Em junho de 1961, José Dantas da Conceição, um sertanejo de Ribeira do Pombal que chegara ao então povoado em abril, iniciava as atividades, na então praça do Mercado – hoje parte da rua 5 de Novembro -, de um armazém que tornou-se o maior fornecedor de querosene, sal, açúcar e outras mercadorias não apenas do povoado, mas para as povoações e cidades circunvizinhas. Nesse tempo, o comércio do povoado se restringia a pequenas “vendas” que comercializavam gêneros alimentícios, utensílios domésticos, bugigangas e ferramentas.
Outros pombalenses vieram depois: Lucas de Souza Reis (Tio Lucas) e Sinval Alexandre de Jesus, Ariston e Rogaciano Alves dos Reis, Graciliano Nobre, José Bastos e Edmundo Silva, quase todos se estabelecendo no comércio com armazéns que vendiam no “atacado”, atividade que passou a ser dominado pelos sertanejos. Assim, Eunápolis começou a ser um importante fornecedor de alimentos e produtos da microrregião.
A expansão urbana e o real desenvolvimento do Povoado ocorreram a partir daí. A área urbana já se expandira para além da região central, núcleo pioneiro da povoação, com o surgimento de dois bairros: Doutor Gusmão e Pequi.
Na segunda metade dessa década, foram implantadas no povoada a energia elétrica e a iluminação pública – em 1964-, gerada por um motor de caminhão a diesel -, a primeira agência bancária – do Banco de Crédito da Bahia – e o primeiro posto telefônico. A instalação do posto telefônico deveu-se a iniciativa de um grupo de comerciantes influentes, que comprou e instalou por conta própria, onde hoje é a rua 5 de Novembro, a unidade telefónica. A sua instalação deveu-se mais aos interesses comerciais, visando tornar mais fáceis as compras das empresas e o contato direto com os fornecedores, localizados nos grandes centros. Entretanto, permitiu à população, de uma forma geral, o contato direto com os familiares que moravam nas outras cidades da Bahia, em outros estados e regiões do Brasil. Até então, todo o contato com os parentes era feito unicamente pela troca de correspondências, via Correios. Longas filas se formavam no posto telefônico, especialmente à noite.

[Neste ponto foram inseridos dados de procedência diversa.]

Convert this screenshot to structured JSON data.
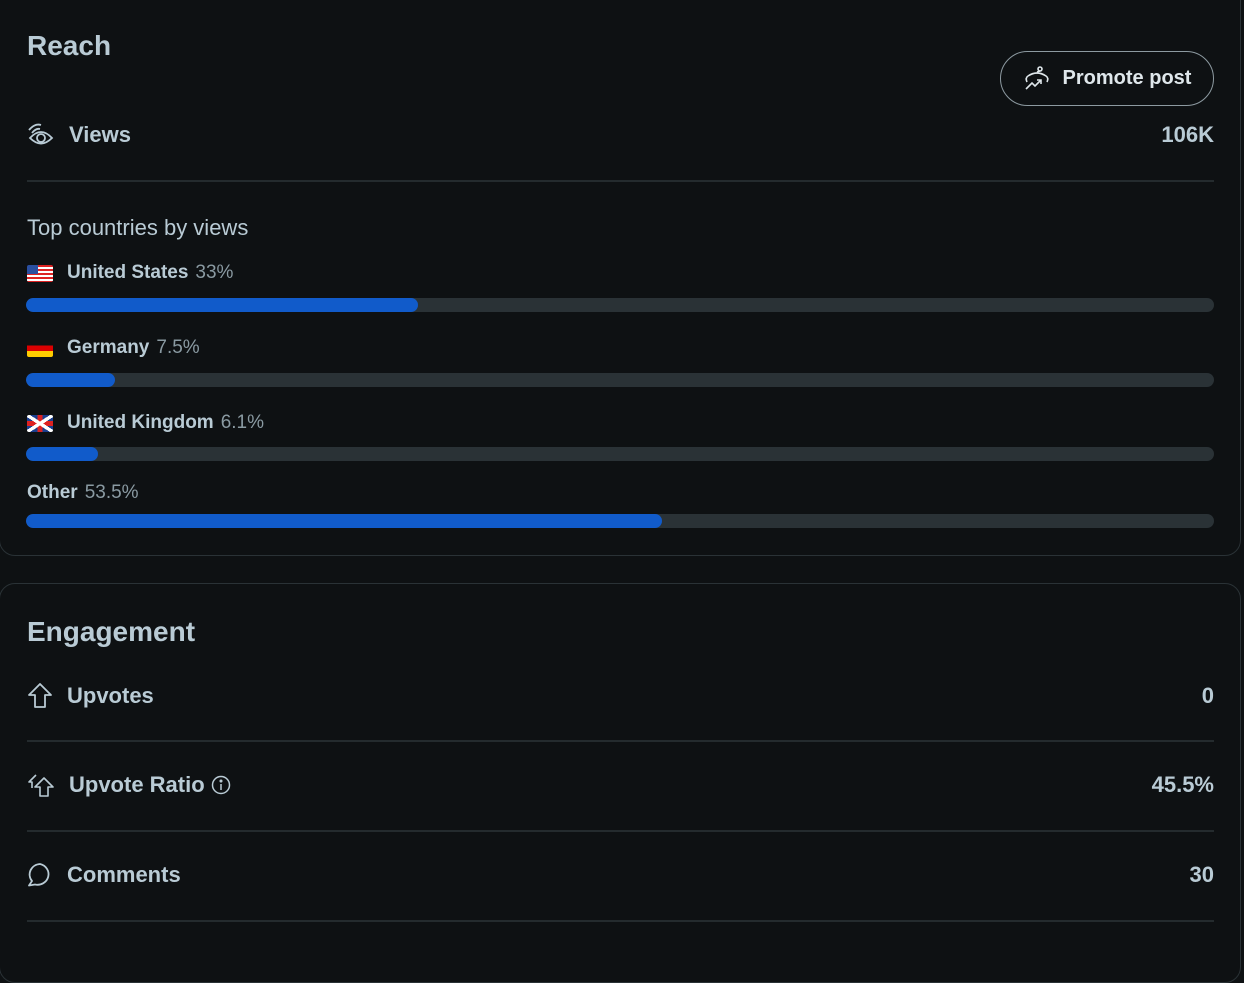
{
  "reach": {
    "title": "Reach",
    "promote_label": "Promote post",
    "views_label": "Views",
    "views_value": "106K",
    "countries_title": "Top countries by views",
    "countries": [
      {
        "name": "United States",
        "pct_label": "33%",
        "percent": 33,
        "flag": "us"
      },
      {
        "name": "Germany",
        "pct_label": "7.5%",
        "percent": 7.5,
        "flag": "de"
      },
      {
        "name": "United Kingdom",
        "pct_label": "6.1%",
        "percent": 6.1,
        "flag": "gb"
      },
      {
        "name": "Other",
        "pct_label": "53.5%",
        "percent": 53.5,
        "flag": ""
      }
    ]
  },
  "engagement": {
    "title": "Engagement",
    "rows": [
      {
        "label": "Upvotes",
        "value": "0",
        "icon": "upvote-icon"
      },
      {
        "label": "Upvote Ratio",
        "value": "45.5%",
        "icon": "upvote-ratio-icon"
      },
      {
        "label": "Comments",
        "value": "30",
        "icon": "comment-icon"
      }
    ]
  },
  "colors": {
    "bar_fill": "#115bca",
    "bar_track": "#2a3236",
    "background": "#0e1113"
  }
}
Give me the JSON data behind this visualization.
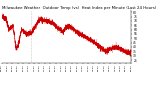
{
  "title": "Milwaukee Weather  Outdoor Temp (vs)  Heat Index per Minute (Last 24 Hours)",
  "title_fontsize": 2.8,
  "line_color": "#cc0000",
  "background_color": "#ffffff",
  "y_min": 22,
  "y_max": 82,
  "n_points": 1440,
  "vline_x": 330,
  "ytick_fontsize": 2.2,
  "xtick_fontsize": 1.7,
  "yticks": [
    25,
    30,
    35,
    40,
    45,
    50,
    55,
    60,
    65,
    70,
    75,
    80
  ]
}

Na segunda metade da década de 60, o governo estadual construiu um trecho da BA-02, ligando Eunápolis a Itamaraju – uma rodovia de chão, sem asfalto, mas de boa qualidade, que permitiu um intercâmbio comercial maior com aquela cidade e a ampliação da fronteira econômica – e depois a entregou ao domínio do governo federal, que a integrou à BR-101, construindo o trecho da rodovia que corta todo o extremo sul baiano e ligou a região cacaueira à divisa do Espírito Santo.

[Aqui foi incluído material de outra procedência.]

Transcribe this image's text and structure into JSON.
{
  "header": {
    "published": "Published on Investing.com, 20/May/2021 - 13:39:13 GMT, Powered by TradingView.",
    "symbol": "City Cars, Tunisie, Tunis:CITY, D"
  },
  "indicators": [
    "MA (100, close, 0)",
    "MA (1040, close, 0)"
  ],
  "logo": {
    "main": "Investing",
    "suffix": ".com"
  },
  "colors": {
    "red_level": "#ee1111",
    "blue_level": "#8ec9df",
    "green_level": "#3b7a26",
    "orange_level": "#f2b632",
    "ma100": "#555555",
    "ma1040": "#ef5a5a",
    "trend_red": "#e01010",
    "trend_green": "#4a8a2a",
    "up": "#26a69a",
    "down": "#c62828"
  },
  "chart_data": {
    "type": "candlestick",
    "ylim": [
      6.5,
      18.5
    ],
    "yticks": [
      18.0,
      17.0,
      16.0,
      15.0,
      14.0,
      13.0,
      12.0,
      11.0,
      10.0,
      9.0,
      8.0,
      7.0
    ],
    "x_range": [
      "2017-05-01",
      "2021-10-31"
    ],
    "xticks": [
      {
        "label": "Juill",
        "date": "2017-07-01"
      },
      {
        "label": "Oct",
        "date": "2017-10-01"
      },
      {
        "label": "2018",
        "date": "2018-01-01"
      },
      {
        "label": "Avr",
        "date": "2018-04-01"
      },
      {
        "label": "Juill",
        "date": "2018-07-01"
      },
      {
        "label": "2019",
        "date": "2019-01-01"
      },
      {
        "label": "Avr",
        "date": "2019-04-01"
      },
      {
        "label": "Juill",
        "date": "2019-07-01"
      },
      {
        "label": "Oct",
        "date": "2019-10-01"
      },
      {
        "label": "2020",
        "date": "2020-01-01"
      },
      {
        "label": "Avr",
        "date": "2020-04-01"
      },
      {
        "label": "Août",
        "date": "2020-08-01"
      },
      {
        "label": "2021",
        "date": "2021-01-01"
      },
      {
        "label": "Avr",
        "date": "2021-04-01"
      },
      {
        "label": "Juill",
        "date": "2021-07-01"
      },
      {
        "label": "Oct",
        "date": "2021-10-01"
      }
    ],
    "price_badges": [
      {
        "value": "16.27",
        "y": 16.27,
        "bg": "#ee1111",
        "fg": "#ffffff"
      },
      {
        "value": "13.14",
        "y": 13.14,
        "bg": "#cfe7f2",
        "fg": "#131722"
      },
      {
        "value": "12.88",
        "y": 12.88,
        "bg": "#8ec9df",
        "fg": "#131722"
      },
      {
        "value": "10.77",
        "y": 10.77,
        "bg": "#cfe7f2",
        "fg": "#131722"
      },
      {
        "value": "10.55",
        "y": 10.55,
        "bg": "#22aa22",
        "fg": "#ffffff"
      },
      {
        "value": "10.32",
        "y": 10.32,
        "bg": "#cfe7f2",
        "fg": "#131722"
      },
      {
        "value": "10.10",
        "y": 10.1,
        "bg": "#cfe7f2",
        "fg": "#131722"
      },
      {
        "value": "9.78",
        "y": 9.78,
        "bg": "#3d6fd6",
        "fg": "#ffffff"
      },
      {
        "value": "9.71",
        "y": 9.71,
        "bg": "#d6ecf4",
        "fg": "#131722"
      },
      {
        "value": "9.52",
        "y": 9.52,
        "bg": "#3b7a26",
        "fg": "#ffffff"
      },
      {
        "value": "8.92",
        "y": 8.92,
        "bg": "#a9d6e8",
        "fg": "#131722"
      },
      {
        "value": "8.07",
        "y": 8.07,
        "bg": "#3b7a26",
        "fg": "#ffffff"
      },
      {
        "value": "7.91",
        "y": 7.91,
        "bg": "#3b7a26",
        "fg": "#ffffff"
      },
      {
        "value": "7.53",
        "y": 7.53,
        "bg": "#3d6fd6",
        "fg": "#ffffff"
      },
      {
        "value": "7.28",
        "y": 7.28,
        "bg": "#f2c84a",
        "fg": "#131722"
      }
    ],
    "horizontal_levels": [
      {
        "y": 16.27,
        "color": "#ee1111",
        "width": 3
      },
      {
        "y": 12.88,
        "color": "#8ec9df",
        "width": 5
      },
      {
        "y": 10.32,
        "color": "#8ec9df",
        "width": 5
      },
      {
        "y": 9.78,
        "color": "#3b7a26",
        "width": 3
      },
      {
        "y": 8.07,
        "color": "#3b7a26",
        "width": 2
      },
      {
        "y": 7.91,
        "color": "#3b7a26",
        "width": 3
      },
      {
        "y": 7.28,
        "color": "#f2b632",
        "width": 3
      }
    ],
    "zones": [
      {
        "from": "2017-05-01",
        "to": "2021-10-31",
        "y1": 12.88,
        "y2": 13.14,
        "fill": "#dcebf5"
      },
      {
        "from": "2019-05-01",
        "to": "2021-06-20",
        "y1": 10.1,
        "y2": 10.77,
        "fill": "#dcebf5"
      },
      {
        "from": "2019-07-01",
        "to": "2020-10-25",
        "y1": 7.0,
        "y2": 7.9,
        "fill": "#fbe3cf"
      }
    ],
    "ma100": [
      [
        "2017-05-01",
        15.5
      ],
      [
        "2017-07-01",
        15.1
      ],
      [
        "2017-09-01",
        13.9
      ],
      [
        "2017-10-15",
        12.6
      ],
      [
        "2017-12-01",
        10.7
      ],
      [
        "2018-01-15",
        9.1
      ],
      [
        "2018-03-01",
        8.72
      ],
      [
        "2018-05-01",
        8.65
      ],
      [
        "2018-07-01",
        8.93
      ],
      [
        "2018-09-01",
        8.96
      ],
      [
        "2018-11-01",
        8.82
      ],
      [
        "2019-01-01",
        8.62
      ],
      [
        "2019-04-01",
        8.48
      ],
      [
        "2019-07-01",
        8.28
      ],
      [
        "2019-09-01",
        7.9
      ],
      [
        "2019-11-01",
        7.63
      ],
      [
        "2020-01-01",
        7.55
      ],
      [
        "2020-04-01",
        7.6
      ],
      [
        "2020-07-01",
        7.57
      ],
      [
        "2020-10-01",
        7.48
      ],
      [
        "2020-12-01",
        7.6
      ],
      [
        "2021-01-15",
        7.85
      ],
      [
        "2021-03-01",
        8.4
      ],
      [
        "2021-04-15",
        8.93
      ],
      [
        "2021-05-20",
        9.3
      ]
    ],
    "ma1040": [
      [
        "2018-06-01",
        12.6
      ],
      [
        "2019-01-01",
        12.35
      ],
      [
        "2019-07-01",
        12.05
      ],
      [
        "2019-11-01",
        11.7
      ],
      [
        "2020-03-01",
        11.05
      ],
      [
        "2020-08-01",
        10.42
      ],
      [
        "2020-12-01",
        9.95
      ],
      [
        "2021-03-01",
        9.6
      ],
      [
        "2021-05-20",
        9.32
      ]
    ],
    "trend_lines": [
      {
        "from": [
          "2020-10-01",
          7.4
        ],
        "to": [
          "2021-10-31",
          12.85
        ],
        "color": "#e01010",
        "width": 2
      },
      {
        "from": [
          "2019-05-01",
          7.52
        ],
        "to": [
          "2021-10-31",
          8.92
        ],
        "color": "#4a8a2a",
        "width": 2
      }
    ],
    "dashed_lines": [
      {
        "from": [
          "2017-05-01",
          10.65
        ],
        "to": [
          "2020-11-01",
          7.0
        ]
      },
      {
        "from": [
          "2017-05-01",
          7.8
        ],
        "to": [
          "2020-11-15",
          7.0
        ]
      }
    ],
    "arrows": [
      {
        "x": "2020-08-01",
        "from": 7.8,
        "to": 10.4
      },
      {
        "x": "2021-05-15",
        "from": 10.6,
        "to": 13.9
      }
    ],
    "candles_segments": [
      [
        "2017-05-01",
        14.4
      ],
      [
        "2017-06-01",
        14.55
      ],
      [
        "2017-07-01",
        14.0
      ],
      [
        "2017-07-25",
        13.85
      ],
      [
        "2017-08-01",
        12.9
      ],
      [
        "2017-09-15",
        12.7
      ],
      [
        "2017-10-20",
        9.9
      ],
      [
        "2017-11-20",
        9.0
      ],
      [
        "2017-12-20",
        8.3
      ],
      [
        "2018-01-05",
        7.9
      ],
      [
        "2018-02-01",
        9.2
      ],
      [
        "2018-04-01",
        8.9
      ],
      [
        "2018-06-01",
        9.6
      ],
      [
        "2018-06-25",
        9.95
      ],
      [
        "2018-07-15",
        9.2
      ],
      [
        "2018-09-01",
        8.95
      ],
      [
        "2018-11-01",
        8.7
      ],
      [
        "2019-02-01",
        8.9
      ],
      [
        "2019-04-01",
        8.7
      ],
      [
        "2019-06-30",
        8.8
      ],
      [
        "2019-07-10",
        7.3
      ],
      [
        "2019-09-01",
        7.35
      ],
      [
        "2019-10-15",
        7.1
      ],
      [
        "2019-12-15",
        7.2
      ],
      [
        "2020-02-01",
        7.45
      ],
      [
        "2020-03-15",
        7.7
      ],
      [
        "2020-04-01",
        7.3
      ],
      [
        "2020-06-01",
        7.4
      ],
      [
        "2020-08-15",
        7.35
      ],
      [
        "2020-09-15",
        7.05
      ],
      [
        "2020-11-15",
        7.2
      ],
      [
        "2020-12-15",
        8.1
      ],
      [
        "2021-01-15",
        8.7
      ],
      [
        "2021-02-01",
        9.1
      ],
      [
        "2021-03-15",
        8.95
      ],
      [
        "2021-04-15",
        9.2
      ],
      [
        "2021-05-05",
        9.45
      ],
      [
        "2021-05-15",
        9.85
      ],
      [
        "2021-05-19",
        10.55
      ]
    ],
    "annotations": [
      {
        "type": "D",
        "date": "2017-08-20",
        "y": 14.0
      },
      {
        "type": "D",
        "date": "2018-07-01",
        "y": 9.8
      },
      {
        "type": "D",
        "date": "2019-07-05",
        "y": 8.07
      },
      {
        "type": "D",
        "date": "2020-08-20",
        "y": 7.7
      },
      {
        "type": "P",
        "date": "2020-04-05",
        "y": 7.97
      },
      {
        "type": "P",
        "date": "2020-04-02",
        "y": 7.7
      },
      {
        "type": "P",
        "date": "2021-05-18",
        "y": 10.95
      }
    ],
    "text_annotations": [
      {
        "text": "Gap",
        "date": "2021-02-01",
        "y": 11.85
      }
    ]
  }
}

A construção da rodovia, inaugurada em abril de 73, possibilitou não apenas a Eunápolis, mas a toda região, um novo ciclo de desenvolvimento, o “ciclo madeireiro”, que teve por base a exploração madeireira.
Capixabas e mineiros foram maioria entre os fomentadores desse ciclo, que promoveu uma verdadeira transformação na economia local: gerou milhares de empregos diretos e indiretos, atraiu novos empreendimentos, empreendedores e milhares de novos moradores.

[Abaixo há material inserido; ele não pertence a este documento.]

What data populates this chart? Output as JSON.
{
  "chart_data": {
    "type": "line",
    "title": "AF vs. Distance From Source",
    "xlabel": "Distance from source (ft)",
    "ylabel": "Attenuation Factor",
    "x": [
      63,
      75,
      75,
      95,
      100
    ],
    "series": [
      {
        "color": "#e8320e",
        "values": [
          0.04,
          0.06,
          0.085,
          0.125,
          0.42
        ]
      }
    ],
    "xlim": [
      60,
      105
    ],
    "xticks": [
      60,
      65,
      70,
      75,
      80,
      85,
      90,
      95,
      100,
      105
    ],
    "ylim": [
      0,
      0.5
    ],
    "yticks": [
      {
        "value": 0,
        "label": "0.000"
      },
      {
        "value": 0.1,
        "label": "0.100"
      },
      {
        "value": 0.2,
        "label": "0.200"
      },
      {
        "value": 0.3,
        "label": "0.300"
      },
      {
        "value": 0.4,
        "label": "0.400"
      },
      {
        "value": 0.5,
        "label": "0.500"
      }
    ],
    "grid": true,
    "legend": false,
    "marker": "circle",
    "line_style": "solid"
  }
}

Porém, em 1988, o governo federal proibiu a derrubada da mata nativa, o que causou o fim do ciclo madeireiro. Eunápolis, assim como toda a região, viu o fim desse período próspero, passando a viver a pior crise até então, com o fechamento de quase todas as serrarias, o que resultou em forte desemprego e a diminuição drástica na circulação de dinheiro na economia.
Foi nesse cenário de crise que se deu a emancipação de Eunápolis.